Seit diesem Tag hatte ich ihn nicht mehr gesehen und auch kaum etwas von ihm gehört. Zwar hatte er versucht mich über das Handy zu erreichen und hatte sich tausend Mal bei mir entschuldigt, aber ich hatte es bloß versucht zu ignorieren.

Lucifer nickte. "Sie haben uns angelogen, Brenda. Sie wussten es die ganze Zeit."

"Ja, ich bin deswegen auch von Dereck enttäuscht", gestand ich und senkte den Kopf. "Wir können aber nicht ewig auf sie sauer sein, weil wir ein Team sind. Wir müssen weiter machen und kämpfen."

"Wie denn?" Er warf ratlos die Arme in die Luft, sodass er den Rauch aufwirbelte. "Du hast selbst gemerkt, dass Sinan und Paola vielleicht nicht zu den stärksten Todesengeln gehören, aber sie sind stark genug."
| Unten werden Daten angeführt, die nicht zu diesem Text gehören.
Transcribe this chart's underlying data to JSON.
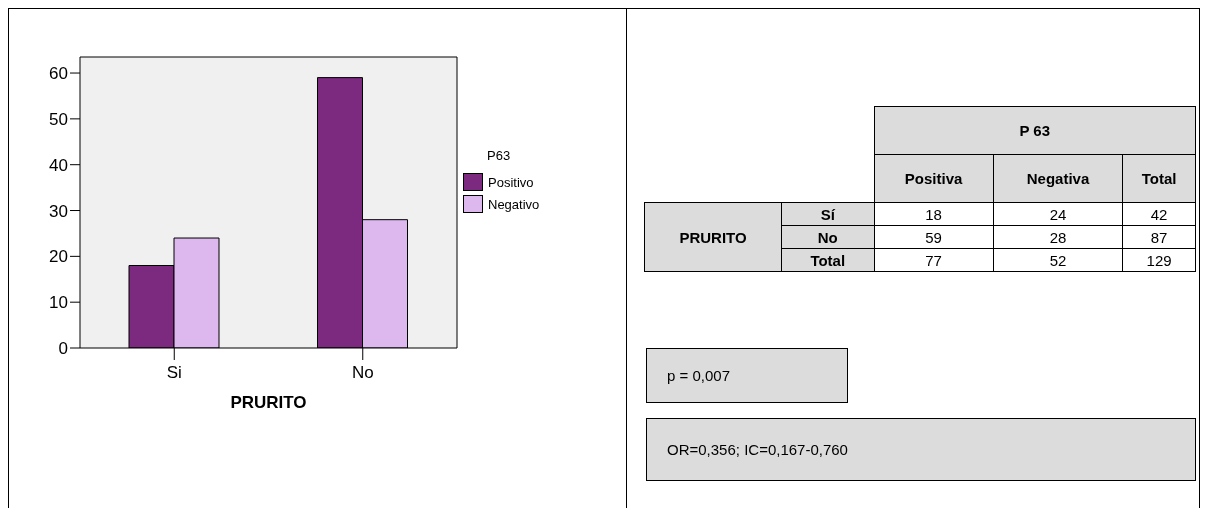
{
  "chart_data": [
    {
      "type": "bar",
      "xlabel": "PRURITO",
      "legend_title": "P63",
      "categories": [
        "Si",
        "No"
      ],
      "series": [
        {
          "name": "Positivo",
          "color": "#7b2a7f",
          "values": [
            18,
            59
          ]
        },
        {
          "name": "Negativo",
          "color": "#dcb8ee",
          "values": [
            24,
            28
          ]
        }
      ],
      "ylim": [
        0,
        63.5
      ],
      "yticks": [
        0,
        10,
        20,
        30,
        40,
        50,
        60
      ],
      "grid": false,
      "legend": "right"
    },
    {
      "type": "other",
      "title": "P 63",
      "ylabel": "PRURITO",
      "categories": [
        "Positiva",
        "Negativa",
        "Total"
      ],
      "y_categories": [
        "Sí",
        "No",
        "Total"
      ],
      "annotations": [
        "18",
        "24",
        "42",
        "59",
        "28",
        "87",
        "77",
        "52",
        "129",
        "p = 0,007",
        "OR=0,356; IC=0,167-0,760"
      ]
    }
  ]
}
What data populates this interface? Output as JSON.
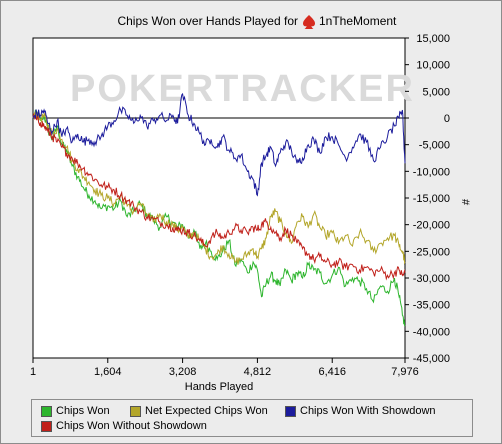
{
  "chart_data": {
    "type": "line",
    "title_prefix": "Chips Won over Hands Played for",
    "player": "1nTheMoment",
    "watermark": "POKERTRACKER",
    "xlabel": "Hands Played",
    "ylabel": "#",
    "xlim": [
      1,
      7976
    ],
    "ylim": [
      -45000,
      15000
    ],
    "x_ticks": [
      1,
      1604,
      3208,
      4812,
      6416,
      7976
    ],
    "x_tick_labels": [
      "1",
      "1,604",
      "3,208",
      "4,812",
      "6,416",
      "7,976"
    ],
    "y_ticks": [
      15000,
      10000,
      5000,
      0,
      -5000,
      -10000,
      -15000,
      -20000,
      -25000,
      -30000,
      -35000,
      -40000,
      -45000
    ],
    "y_tick_labels": [
      "15,000",
      "10,000",
      "5,000",
      "0",
      "-5,000",
      "-10,000",
      "-15,000",
      "-20,000",
      "-25,000",
      "-30,000",
      "-35,000",
      "-40,000",
      "-45,000"
    ],
    "grid": false,
    "zero_line": true,
    "legend_position": "bottom",
    "series": [
      {
        "name": "Chips Won",
        "color": "#2db52d",
        "x": [
          1,
          80,
          160,
          240,
          320,
          420,
          520,
          620,
          720,
          840,
          960,
          1080,
          1200,
          1330,
          1460,
          1604,
          1740,
          1880,
          2020,
          2160,
          2300,
          2440,
          2580,
          2720,
          2860,
          3000,
          3100,
          3208,
          3330,
          3450,
          3580,
          3700,
          3820,
          3950,
          4070,
          4200,
          4330,
          4460,
          4600,
          4720,
          4812,
          4900,
          5000,
          5100,
          5200,
          5300,
          5420,
          5540,
          5660,
          5780,
          5900,
          6020,
          6150,
          6270,
          6416,
          6550,
          6700,
          6850,
          7000,
          7150,
          7300,
          7450,
          7600,
          7750,
          7850,
          7920,
          7976
        ],
        "values": [
          0,
          1000,
          -500,
          500,
          -2000,
          -4000,
          -1500,
          -5000,
          -6000,
          -9000,
          -11000,
          -13000,
          -14500,
          -15500,
          -17000,
          -16500,
          -17000,
          -15500,
          -18500,
          -17500,
          -16000,
          -18000,
          -19000,
          -20500,
          -18500,
          -19500,
          -20500,
          -20000,
          -22500,
          -21000,
          -24500,
          -23500,
          -25000,
          -26500,
          -25000,
          -23000,
          -27500,
          -26500,
          -29000,
          -27000,
          -28500,
          -33500,
          -31000,
          -29500,
          -30500,
          -31500,
          -28500,
          -30500,
          -29000,
          -30000,
          -27500,
          -28500,
          -29000,
          -31000,
          -29500,
          -28000,
          -31500,
          -30000,
          -30500,
          -32000,
          -34500,
          -31500,
          -32500,
          -30000,
          -33500,
          -37000,
          -39000
        ]
      },
      {
        "name": "Net Expected Chips Won",
        "color": "#b3a62a",
        "x": [
          1,
          80,
          160,
          240,
          320,
          420,
          520,
          620,
          720,
          840,
          960,
          1080,
          1200,
          1330,
          1460,
          1604,
          1740,
          1880,
          2020,
          2160,
          2300,
          2440,
          2580,
          2720,
          2860,
          3000,
          3100,
          3208,
          3330,
          3450,
          3580,
          3700,
          3820,
          3950,
          4070,
          4200,
          4330,
          4460,
          4600,
          4720,
          4812,
          4900,
          5000,
          5100,
          5200,
          5300,
          5420,
          5540,
          5660,
          5780,
          5900,
          6020,
          6150,
          6270,
          6416,
          6550,
          6700,
          6850,
          7000,
          7150,
          7300,
          7450,
          7600,
          7750,
          7850,
          7920,
          7976
        ],
        "values": [
          0,
          800,
          -300,
          400,
          -1500,
          -3000,
          -2000,
          -4000,
          -5500,
          -8000,
          -9500,
          -11000,
          -12000,
          -13500,
          -14500,
          -15000,
          -16000,
          -14500,
          -16500,
          -17500,
          -16000,
          -18000,
          -19500,
          -18000,
          -19500,
          -20000,
          -21000,
          -20500,
          -22500,
          -21500,
          -23000,
          -24500,
          -26000,
          -25500,
          -24000,
          -25500,
          -27000,
          -26500,
          -25500,
          -24500,
          -26000,
          -24500,
          -22500,
          -18500,
          -17500,
          -19500,
          -21500,
          -23500,
          -19500,
          -18500,
          -20500,
          -18000,
          -20500,
          -22000,
          -21500,
          -23500,
          -22000,
          -24000,
          -21500,
          -23000,
          -25000,
          -23500,
          -22500,
          -22000,
          -24000,
          -25000,
          -27000
        ]
      },
      {
        "name": "Chips Won Without Showdown",
        "color": "#c0201a",
        "x": [
          1,
          80,
          160,
          240,
          320,
          420,
          520,
          620,
          720,
          840,
          960,
          1080,
          1200,
          1330,
          1460,
          1604,
          1740,
          1880,
          2020,
          2160,
          2300,
          2440,
          2580,
          2720,
          2860,
          3000,
          3100,
          3208,
          3330,
          3450,
          3580,
          3700,
          3820,
          3950,
          4070,
          4200,
          4330,
          4460,
          4600,
          4720,
          4812,
          4900,
          5000,
          5100,
          5200,
          5300,
          5420,
          5540,
          5660,
          5780,
          5900,
          6020,
          6150,
          6270,
          6416,
          6550,
          6700,
          6850,
          7000,
          7150,
          7300,
          7450,
          7600,
          7750,
          7850,
          7920,
          7976
        ],
        "values": [
          0,
          -300,
          -800,
          -1500,
          -2500,
          -3500,
          -4500,
          -5500,
          -6500,
          -7500,
          -8500,
          -9500,
          -10500,
          -11500,
          -12500,
          -13000,
          -13500,
          -14500,
          -15500,
          -16500,
          -17500,
          -18500,
          -19000,
          -19500,
          -20000,
          -20500,
          -21000,
          -21000,
          -21500,
          -22000,
          -23000,
          -24000,
          -22500,
          -21500,
          -22500,
          -21500,
          -20500,
          -21000,
          -21500,
          -20500,
          -21000,
          -20000,
          -19500,
          -20500,
          -21500,
          -22500,
          -21000,
          -22000,
          -23500,
          -24500,
          -25500,
          -26500,
          -26000,
          -27000,
          -27500,
          -27000,
          -28000,
          -27500,
          -28500,
          -28000,
          -29000,
          -28500,
          -29500,
          -29000,
          -28500,
          -29500,
          -29000
        ]
      },
      {
        "name": "Chips Won With Showdown",
        "color": "#1c1c9c",
        "x": [
          1,
          80,
          160,
          240,
          320,
          420,
          520,
          620,
          720,
          840,
          960,
          1080,
          1200,
          1330,
          1460,
          1604,
          1740,
          1880,
          2020,
          2160,
          2300,
          2440,
          2580,
          2720,
          2860,
          3000,
          3100,
          3208,
          3330,
          3450,
          3580,
          3700,
          3820,
          3950,
          4070,
          4200,
          4330,
          4460,
          4600,
          4720,
          4812,
          4900,
          5000,
          5100,
          5200,
          5300,
          5420,
          5540,
          5660,
          5780,
          5900,
          6020,
          6150,
          6270,
          6416,
          6550,
          6700,
          6850,
          7000,
          7150,
          7300,
          7450,
          7600,
          7750,
          7850,
          7920,
          7976
        ],
        "values": [
          0,
          1000,
          500,
          1500,
          -1000,
          -2500,
          -500,
          -3500,
          -2000,
          -4500,
          -3000,
          -4500,
          -4000,
          -4500,
          -3500,
          -1500,
          -500,
          1500,
          500,
          -1000,
          500,
          -1500,
          -500,
          500,
          -500,
          500,
          -1000,
          4500,
          500,
          -1000,
          -3000,
          -5000,
          -4000,
          -5500,
          -3500,
          -6000,
          -7500,
          -7000,
          -10000,
          -11500,
          -14500,
          -8500,
          -7000,
          -5500,
          -9000,
          -6500,
          -4500,
          -6000,
          -8500,
          -7500,
          -5000,
          -4000,
          -6500,
          -3500,
          -3500,
          -5000,
          -7500,
          -5500,
          -3000,
          -4500,
          -8000,
          -5500,
          -3500,
          -1500,
          0,
          1500,
          -8500
        ]
      }
    ]
  }
}
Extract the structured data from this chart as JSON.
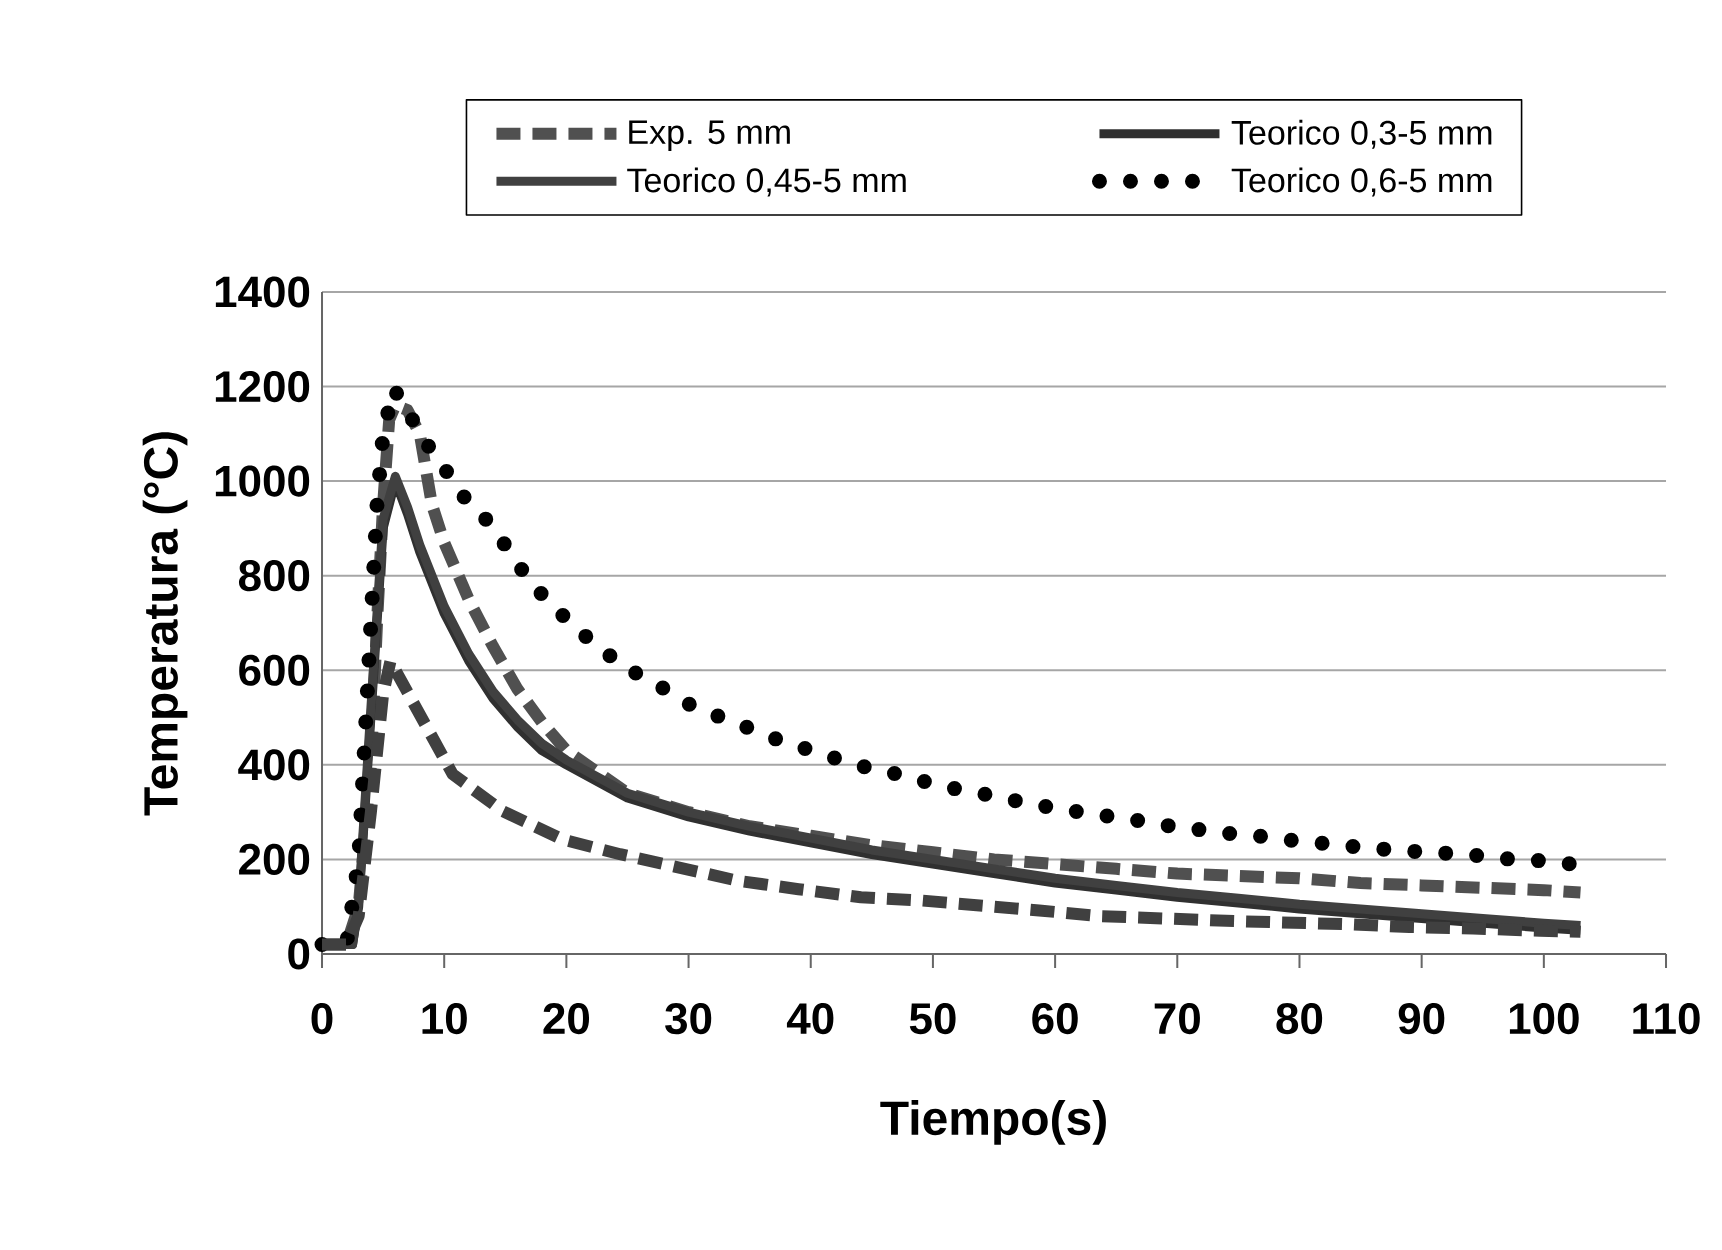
{
  "chart_data": {
    "type": "line",
    "xlabel": "Tiempo(s)",
    "ylabel": "Temperatura (°C)",
    "xlim": [
      0,
      110
    ],
    "xticks": [
      0,
      10,
      20,
      30,
      40,
      50,
      60,
      70,
      80,
      90,
      100,
      110
    ],
    "ylim": [
      0,
      1400
    ],
    "yticks": [
      0,
      200,
      400,
      600,
      800,
      1000,
      1200,
      1400
    ],
    "grid": "y",
    "legend": "top",
    "series": [
      {
        "name": "Exp. 5 mm",
        "color": "#505050",
        "line_style": "dashed",
        "x": [
          0,
          2,
          3,
          4,
          4.5,
          5,
          5.5,
          6,
          7,
          8,
          9,
          10,
          12,
          14,
          16,
          18,
          20,
          25,
          30,
          35,
          40,
          45,
          50,
          55,
          60,
          65,
          70,
          75,
          80,
          85,
          90,
          95,
          100,
          103
        ],
        "values": [
          20,
          20,
          100,
          400,
          700,
          950,
          1130,
          1160,
          1150,
          1100,
          950,
          870,
          750,
          650,
          560,
          490,
          430,
          340,
          300,
          270,
          250,
          230,
          215,
          200,
          190,
          180,
          170,
          165,
          160,
          150,
          145,
          140,
          135,
          130
        ]
      },
      {
        "name": "Teorico  0,3-5 mm",
        "color": "#303030",
        "line_style": "solid",
        "x": [
          0,
          2.5,
          3,
          4,
          5,
          6,
          7,
          8,
          10,
          12,
          14,
          16,
          18,
          20,
          25,
          30,
          35,
          40,
          45,
          50,
          55,
          60,
          65,
          70,
          75,
          80,
          85,
          90,
          95,
          100,
          103
        ],
        "values": [
          20,
          20,
          100,
          500,
          900,
          1000,
          930,
          850,
          720,
          620,
          540,
          480,
          430,
          400,
          330,
          290,
          260,
          235,
          210,
          190,
          170,
          150,
          135,
          120,
          108,
          95,
          85,
          75,
          65,
          55,
          50
        ]
      },
      {
        "name": "Teorico 0,45-5 mm",
        "color": "#404040",
        "line_style": "solid",
        "x": [
          0,
          2.5,
          3,
          4,
          5,
          6,
          7,
          8,
          10,
          12,
          14,
          16,
          18,
          20,
          25,
          30,
          35,
          40,
          45,
          50,
          55,
          60,
          65,
          70,
          75,
          80,
          85,
          90,
          95,
          100,
          103
        ],
        "values": [
          20,
          20,
          110,
          520,
          920,
          1010,
          945,
          865,
          735,
          635,
          555,
          495,
          445,
          410,
          340,
          300,
          270,
          245,
          220,
          200,
          180,
          160,
          145,
          130,
          118,
          105,
          95,
          85,
          75,
          65,
          60
        ]
      },
      {
        "name": "Teorico 0,6-5 mm",
        "color": "#000000",
        "line_style": "dotted",
        "x": [
          0,
          2,
          3,
          4,
          4.5,
          5,
          5.85,
          7,
          8,
          10.2,
          11.8,
          13.9,
          15.4,
          17.1,
          19,
          21.1,
          23.2,
          25.4,
          27.8,
          30.2,
          32.6,
          35.1,
          37.6,
          40.2,
          42.7,
          45.2,
          47.8,
          50.4,
          52.8,
          55.4,
          58,
          60.6,
          63.2,
          65.8,
          68.4,
          71,
          73.6,
          76.2,
          78.8,
          81.5,
          84.1,
          86.7,
          89.4,
          92.1,
          94.7,
          97.4,
          100,
          102.7
        ],
        "values": [
          20,
          20,
          200,
          700,
          950,
          1100,
          1196,
          1150,
          1100,
          1020,
          960,
          907,
          848,
          785,
          733,
          682,
          637,
          598,
          564,
          526,
          501,
          476,
          450,
          429,
          408,
          390,
          377,
          356,
          345,
          332,
          317,
          306,
          295,
          287,
          274,
          266,
          256,
          251,
          242,
          235,
          228,
          222,
          217,
          213,
          208,
          200,
          197,
          189
        ]
      },
      {
        "color": "#404040",
        "line_style": "dashed",
        "x": [
          0,
          2,
          3,
          4,
          5,
          5.6,
          10.7,
          14.8,
          19.7,
          24.4,
          34,
          39,
          44.1,
          49.1,
          58.7,
          63.7,
          69,
          74,
          83.8,
          89,
          94.2,
          99.7,
          103
        ],
        "values": [
          20,
          20,
          80,
          300,
          550,
          619,
          380,
          302,
          242,
          211,
          155,
          137,
          120,
          113,
          92,
          80,
          75,
          70,
          63,
          57,
          54,
          49,
          47
        ]
      }
    ]
  }
}
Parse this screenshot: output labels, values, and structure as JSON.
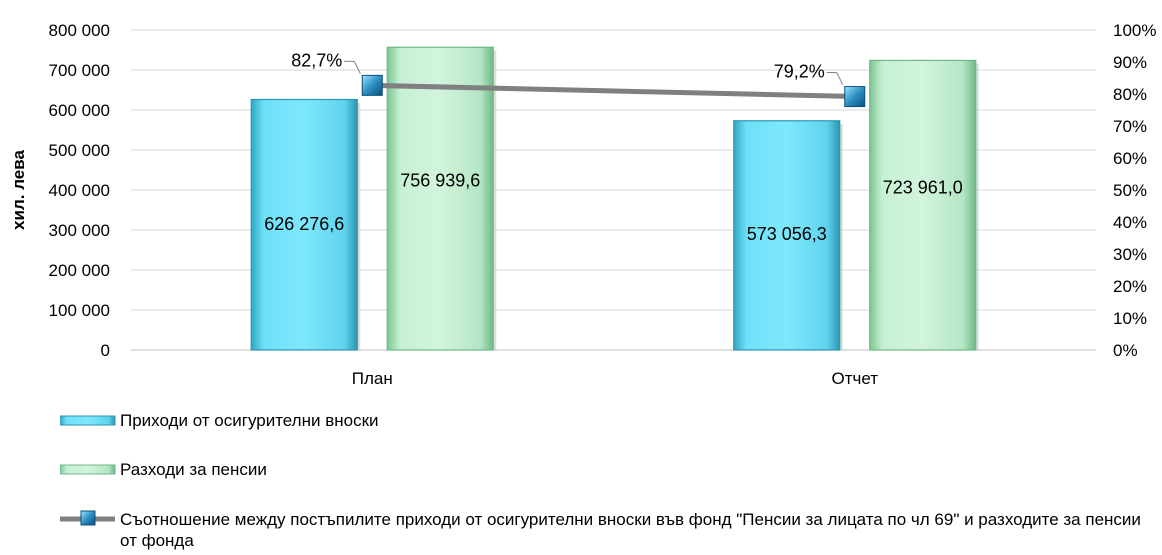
{
  "chart_data": {
    "type": "bar+line",
    "categories": [
      "План",
      "Отчет"
    ],
    "series": [
      {
        "name": "Приходи от осигурителни вноски",
        "type": "bar",
        "axis": "left",
        "color": "#5fd3ee",
        "values": [
          626276.6,
          573056.3
        ],
        "labels": [
          "626 276,6",
          "573 056,3"
        ]
      },
      {
        "name": "Разходи за пенсии",
        "type": "bar",
        "axis": "left",
        "color": "#b4e6c4",
        "values": [
          756939.6,
          723961.0
        ],
        "labels": [
          "756 939,6",
          "723 961,0"
        ]
      },
      {
        "name": "Съотношение между постъпилите приходи от осигурителни вноски във фонд \"Пенсии за лицата по чл 69\" и разходите за пенсии от фонда",
        "type": "line",
        "axis": "right",
        "color": "#808080",
        "marker_color": "#2b8fc4",
        "values": [
          82.7,
          79.2
        ],
        "labels": [
          "82,7%",
          "79,2%"
        ]
      }
    ],
    "ylabel": "хил. лева",
    "ylim": [
      0,
      800000
    ],
    "yticks": [
      0,
      100000,
      200000,
      300000,
      400000,
      500000,
      600000,
      700000,
      800000
    ],
    "ytick_labels": [
      "0",
      "100 000",
      "200 000",
      "300 000",
      "400 000",
      "500 000",
      "600 000",
      "700 000",
      "800 000"
    ],
    "y2lim": [
      0,
      100
    ],
    "y2ticks": [
      0,
      10,
      20,
      30,
      40,
      50,
      60,
      70,
      80,
      90,
      100
    ],
    "y2tick_labels": [
      "0%",
      "10%",
      "20%",
      "30%",
      "40%",
      "50%",
      "60%",
      "70%",
      "80%",
      "90%",
      "100%"
    ],
    "grid": true,
    "legend_position": "bottom-left"
  }
}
"Sie hätten uns umbringen können, doch das haben sie nicht." Ich dachte nach. "Wir müssen für sie wohl einen Nutzen haben, ansonsten wären wir längst tot."

"Du musst erst einmal wieder zu Kräften kommen", sagte Lucifer und riss die Vorhänge auf, sodass das grelle Licht in mein Zimmer fiel. "Du musst wieder in die Schule gehen und deinen Alltag wieder in den Griff kriegen. Dann reden wir weiter. Denn solange du so aussiehst, wirst du gegen niemanden kämpfen!"

Ich wusste, was er meinte. Blaue Flecken bestückten meinen ganzen Körper, weshalb ich nur lange Pullover trug und aufgrund des Wetters darunter schwitzte. Die Narben an meinem Hals verheilten langsam, waren dennoch immer noch deutlich sichtbar.

Seufzend griff ich nach meinem Handy, das ich die ganze Zeit lang unangetastet auf meinem Nachttisch liegen gelassen hatte. Die Nachrichten wurden von Tag zu Tag immer mehr.

Glenn wollte mich ablenken und hatte vorgeschlagen, einen Filmmarathon mit mir durch zu ziehen. Wendy wollte einen ihrer beliebten Spa-Days mit mir machen. Aleyna wollte bloß mit mir über alles reden und Eis in allen Sorten mitbringen.